This year is already showing a trend of musicians returning after long absences and releasing fantastic new music, and I am entirely here for it. Sharon Van Etten’s first record of new material since 2014, Remind Me Tomorrow is a defiant evolution of sound and musical personality in addition to being an eminently listenable record about maturity and love.
The album is produced by John Congleton, who has worked with artists like St. Vincent on her Grammy-winning self-titled album, as well as David Byrne and Angel Olson and his sound comes through clearly in this record.
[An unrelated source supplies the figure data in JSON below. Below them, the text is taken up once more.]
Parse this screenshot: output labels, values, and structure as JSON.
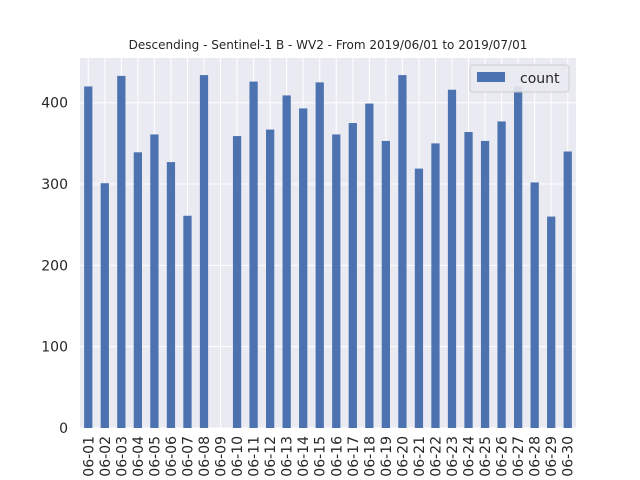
{
  "chart_data": {
    "type": "bar",
    "title": "Descending - Sentinel-1 B - WV2 - From 2019/06/01 to 2019/07/01",
    "xlabel": "",
    "ylabel": "",
    "ylim": [
      0,
      455
    ],
    "yticks": [
      0,
      100,
      200,
      300,
      400
    ],
    "grid": true,
    "legend_position": "top-right",
    "categories": [
      "06-01",
      "06-02",
      "06-03",
      "06-04",
      "06-05",
      "06-06",
      "06-07",
      "06-08",
      "06-09",
      "06-10",
      "06-11",
      "06-12",
      "06-13",
      "06-14",
      "06-15",
      "06-16",
      "06-17",
      "06-18",
      "06-19",
      "06-20",
      "06-21",
      "06-22",
      "06-23",
      "06-24",
      "06-25",
      "06-26",
      "06-27",
      "06-28",
      "06-29",
      "06-30"
    ],
    "series": [
      {
        "name": "count",
        "color": "#4c72b0",
        "values": [
          420,
          301,
          433,
          339,
          361,
          327,
          261,
          434,
          0,
          359,
          426,
          367,
          409,
          393,
          425,
          361,
          375,
          399,
          353,
          434,
          319,
          350,
          416,
          364,
          353,
          377,
          420,
          302,
          260,
          340
        ]
      }
    ]
  },
  "colors": {
    "plot_background": "#eaeaf2",
    "grid": "#ffffff",
    "bar": "#4c72b0",
    "text": "#262626"
  }
}
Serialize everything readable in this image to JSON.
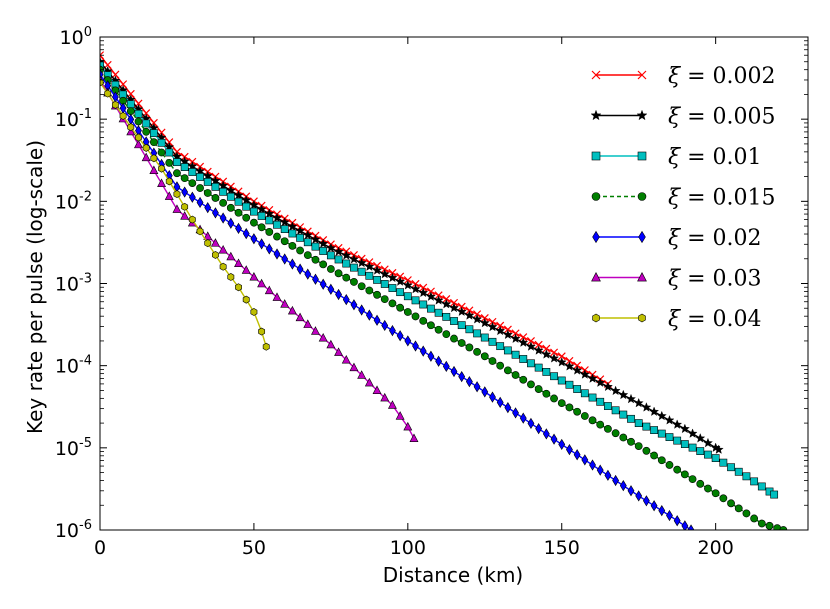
{
  "chart_data": {
    "type": "line",
    "title": "",
    "xlabel": "Distance (km)",
    "ylabel": "Key rate per pulse (log-scale)",
    "xlim": [
      0,
      230
    ],
    "ylim": [
      1e-06,
      1
    ],
    "yscale": "log",
    "xticks": [
      0,
      50,
      100,
      150,
      200
    ],
    "xtick_labels": [
      "0",
      "50",
      "100",
      "150",
      "200"
    ],
    "yticks": [
      1,
      0.1,
      0.01,
      0.001,
      0.0001,
      1e-05,
      1e-06
    ],
    "ytick_bases": [
      "10",
      "10",
      "10",
      "10",
      "10",
      "10",
      "10"
    ],
    "ytick_exps": [
      "0",
      "-1",
      "-2",
      "-3",
      "-4",
      "-5",
      "-6"
    ],
    "legend_position": "top-right",
    "legend_symbol": "ξ",
    "legend_eq": " = ",
    "series": [
      {
        "name": "ξ = 0.002",
        "label_value": "0.002",
        "color": "#ff0000",
        "marker": "x",
        "linestyle": "solid",
        "x": [
          0,
          25,
          50,
          75,
          100,
          125,
          150,
          165
        ],
        "y": [
          0.6,
          0.04,
          0.01,
          0.003,
          0.0011,
          0.00038,
          0.00013,
          6e-05
        ]
      },
      {
        "name": "ξ = 0.005",
        "label_value": "0.005",
        "color": "#000000",
        "marker": "star",
        "linestyle": "solid",
        "x": [
          0,
          25,
          50,
          75,
          100,
          125,
          150,
          175,
          190,
          201
        ],
        "y": [
          0.5,
          0.035,
          0.009,
          0.0027,
          0.00095,
          0.00033,
          0.00011,
          3.5e-05,
          1.7e-05,
          9.5e-06
        ]
      },
      {
        "name": "ξ = 0.01",
        "label_value": "0.01",
        "color": "#00bfbf",
        "marker": "square",
        "linestyle": "solid",
        "x": [
          0,
          25,
          50,
          75,
          100,
          125,
          150,
          175,
          200,
          210,
          219
        ],
        "y": [
          0.45,
          0.03,
          0.0075,
          0.0022,
          0.0007,
          0.00022,
          6.6e-05,
          2e-05,
          7.5e-06,
          4.5e-06,
          2.7e-06
        ]
      },
      {
        "name": "ξ = 0.015",
        "label_value": "0.015",
        "color": "#007f00",
        "marker": "circle",
        "linestyle": "dashed",
        "x": [
          0,
          25,
          50,
          75,
          100,
          125,
          150,
          175,
          200,
          215,
          222
        ],
        "y": [
          0.4,
          0.022,
          0.0055,
          0.0015,
          0.00045,
          0.00013,
          3.5e-05,
          1.05e-05,
          2.8e-06,
          1.2e-06,
          1e-06
        ]
      },
      {
        "name": "ξ = 0.02",
        "label_value": "0.02",
        "color": "#0000ff",
        "marker": "diamond",
        "linestyle": "solid",
        "x": [
          0,
          25,
          50,
          75,
          100,
          125,
          150,
          175,
          185,
          192
        ],
        "y": [
          0.35,
          0.015,
          0.0035,
          0.00085,
          0.0002,
          4.8e-05,
          1.1e-05,
          2.6e-06,
          1.5e-06,
          1e-06
        ]
      },
      {
        "name": "ξ = 0.03",
        "label_value": "0.03",
        "color": "#bf00bf",
        "marker": "triangle",
        "linestyle": "solid",
        "x": [
          0,
          25,
          50,
          75,
          90,
          95,
          100,
          102
        ],
        "y": [
          0.3,
          0.008,
          0.0012,
          0.00018,
          5e-05,
          3.3e-05,
          1.8e-05,
          1.3e-05
        ]
      },
      {
        "name": "ξ = 0.04",
        "label_value": "0.04",
        "color": "#bfbf00",
        "marker": "hexagon",
        "linestyle": "solid",
        "x": [
          0,
          10,
          20,
          30,
          40,
          45,
          50,
          52,
          54
        ],
        "y": [
          0.28,
          0.08,
          0.025,
          0.006,
          0.0016,
          0.0009,
          0.00045,
          0.0003,
          0.00017
        ]
      }
    ]
  }
}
I suppose if you were extremely attached to the melancholic guitar-fueled quiet power of Van Etten’s previous work, this album might feel like a jarring attempt at a more popular sound, but the Van Etten you know and love is still completely here. The songs are fueled more by keys and prominent rhythms, but Van Etten’s powerful melodies and raw vocals are as audible as ever, with her songwriting crafting stories, moods and moments that can be simultaneously romantic and foreboding.
The album’s beginning is immediately compelling, with “I Told You Everything” and its measured pace and sparse lyrics conveying a world of emotion. It’s a simply told story of a complex moment, a moment or a night when you share your stories and your past with someone and you feel your relationship change. The album is sprinkled with scenes like this, which describe the mundane moments in which people can fall in love, from sharing a drink to finding your partner cleaning the floor while listening to the Black Crowes, as in “Malibu.” While the album has plenty of romanticism, it all comes couched in aural darkness and heaviness (most evident on the wonderfully overwhelming “Jupiter 4”) that balances out the scenes of new love. It’s a mature approach to love, an approach that is fully aware that “no one’s easy to love,” as the Congleton-heavy second track says.
In that way, the centerpiece standout of the album, “Seventeen,” is something like the glue that holds the album together thematically. The open-air-ready song finds Van Etten looking back at her youth, when she lived more “freely”, but was insecure and nervous and without the hard-won wisdom present-day Van Etten carries, which has led her to this maturity and love in her life. Van Etten sings to her younger self with love, though, because although she may have known less and made mistakes she became the present Van Etten, and she got her to this point today. Most of the song sounds very “pop” compared to a lot of Van Etten’s output, but her raw, truly vulnerable vocals at the end are a reminder of what she can do so well, which is to reach inside of her heart and soul and convert a piece of herself into song.
Remind Me Tomorrow is largely made up of stunners, with even the less “showy” songs enchanting you easily when you give them your time. Late-album tracks, “You Shadow” and “Hands” are both adult pieces of wisdom about finding authenticity and a loving touch, respectively, while “Comeback Kid” is a rocking song that serves as Van Etten’s clarification that we don’t know all sides of her and can’t box her in to one style of music based on her previous work. That song’s spirit carries through every track, imbuing each one with a confidence that doesn’t allow for haters. Van Etten lets the defiant stance fall for just a moment at the end with “Stay,” the gentlest and quietest song on the album that sings about the unparalleled and unwavering love between a mother and child. It’s the ultimate form of mature love, and the song requires no heavy synths or distorted riffs to convey its message.
With Remind Me Tomorrow, Sharon Van Etten has made an album that feels effortless, personal yet universal, and genuinely adult; it’s one of the first can’t-miss albums of 2019.